Reaching the endgame

With an estimated 147 cell and gene therapies in late-stage trials, including Orca Bio’s allogeneic cell therapy and Allogene Therapeutic’s allogeneic CAR-T therapy, the industry might not have long to wait until the first such treatment is a commercial reality. For its part, TC Biopharm’s OmnImmune (TCB-008) is the company’s most advanced asset and has completed an initial five patient safety cohort in a phase 2b trial in acute myeloid leukaemia.

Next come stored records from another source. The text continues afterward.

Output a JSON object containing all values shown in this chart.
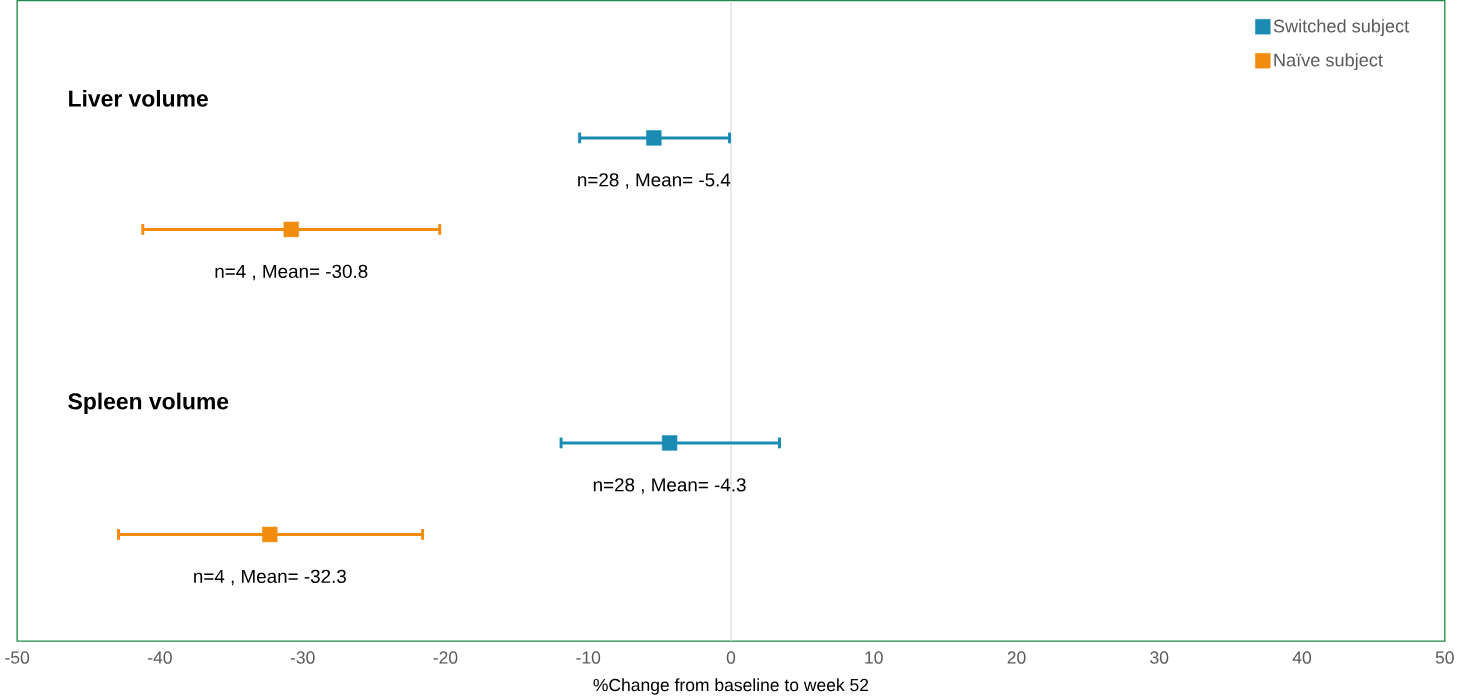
{
  "chart_data": {
    "type": "scatter",
    "orientation": "horizontal",
    "xlabel": "%Change from baseline to week 52",
    "categories": [
      null,
      null,
      null,
      null,
      null,
      null,
      null,
      null,
      null,
      null,
      null,
      null,
      null,
      null,
      null,
      null,
      null,
      null,
      null,
      null,
      null
    ],
    "series": [
      {
        "name": "Switched subject",
        "color": "#1a8cb4",
        "values": [
          null,
          null,
          null,
          null,
          -5.4,
          null,
          null,
          null,
          null,
          null,
          null,
          null,
          null,
          null,
          -4.3,
          null,
          null,
          null,
          null,
          null,
          null
        ],
        "errors": [
          null,
          null,
          null,
          null,
          [
            -10.6,
            -0.1
          ],
          null,
          null,
          null,
          null,
          null,
          null,
          null,
          null,
          null,
          [
            -11.9,
            3.4
          ],
          null,
          null,
          null,
          null,
          null,
          null
        ],
        "value_labels": [
          null,
          null,
          null,
          null,
          "n=28 , Mean= -5.4",
          null,
          null,
          null,
          null,
          null,
          null,
          null,
          null,
          null,
          "n=28 , Mean= -4.3",
          null,
          null,
          null,
          null,
          null,
          null
        ]
      },
      {
        "name": "Naïve subject",
        "color": "#f28c0f",
        "values": [
          null,
          null,
          null,
          null,
          null,
          null,
          null,
          -30.8,
          null,
          null,
          null,
          null,
          null,
          null,
          null,
          null,
          null,
          -32.3,
          null,
          null,
          null
        ],
        "errors": [
          null,
          null,
          null,
          null,
          null,
          null,
          null,
          [
            -41.2,
            -20.4
          ],
          null,
          null,
          null,
          null,
          null,
          null,
          null,
          null,
          null,
          [
            -42.9,
            -21.6
          ],
          null,
          null,
          null
        ],
        "value_labels": [
          null,
          null,
          null,
          null,
          null,
          null,
          null,
          "n=4 , Mean= -30.8",
          null,
          null,
          null,
          null,
          null,
          null,
          null,
          null,
          null,
          "n=4 , Mean= -32.3",
          null,
          null,
          null
        ]
      }
    ],
    "annotations": [
      "Liver volume",
      "Spleen volume"
    ],
    "xlim": [
      -50,
      50
    ],
    "xticks": [
      -50,
      -40,
      -30,
      -20,
      -10,
      0,
      10,
      20,
      30,
      40,
      50
    ],
    "ref_lines": [
      {
        "axis": "x",
        "value": 0,
        "color": "#d9d9d9"
      }
    ],
    "legend": "top right",
    "marker": "square",
    "grid": false
  }
}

“We anticipate filing an investigational new drug (IND) application to start the FDA clinical trial process in the second half of 2023, with additional potential IND submittals for collaborative trials in combination with OmnImmune or TCB-008,” Kobel outlined. Beyond working on its lead candidate, he stated that the company has a ‘number of ongoing research collaborations’ that may reach clinical stages in Europe and the US in late 2023 or early 2024. Kobel concluded that he sees allogeneic therapies as the “the future of cancer and infectious disease treatment.” With many such treatments heading towards pivotal trials, the future may arrive soon.